Village in Cheshire, England

Sandiway is a village in the civil parish of Cuddington, Cheshire, England. It lies to the southeast of and is contiguous with the village of Cuddington.

Sandiway was the birthplace of John Douglas who designed buildings in the centre of Chester, buildings for the Dukes of Westminster and a number of churches in Cheshire. St John's Church, Sandiway, and its lychgate were designed by Douglas and both are Grade II listed buildings.

The Blue Cap is the local pub (on the A556) which was built in 1716 and is now named after a famous local foxhound which won a race against a racehorse at Newmarket in 1763 to settle a wager between the Hon John Smith-Barry, then first Master of the Cheshire foxhounds, and owner of Blue Cap, and Hugo Meynell, the father of modern fox hunting.

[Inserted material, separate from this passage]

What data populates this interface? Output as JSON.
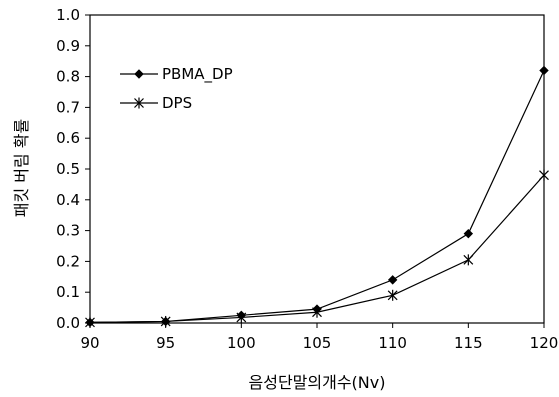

Sandiway Golf Club has been used in final qualifying for The Open golf championship and is a venue for regional amateur finals.

The village has one local school, Sandiway Primary School located on Weaverham Road with an adjacent village car park.

Sandiway is the home of Blakemere Village, which has shops set in and around an Edwardian stable block with cobbled courtyard. The centre has an indoor and outdoor children's play area as well as a restaurant, falconry and craft workshop.

Sandiway has cross-roads where the A49 crosses the A556 at the Shell service station, also known as The Toll Bar, presumably from an ancient charge for using the road.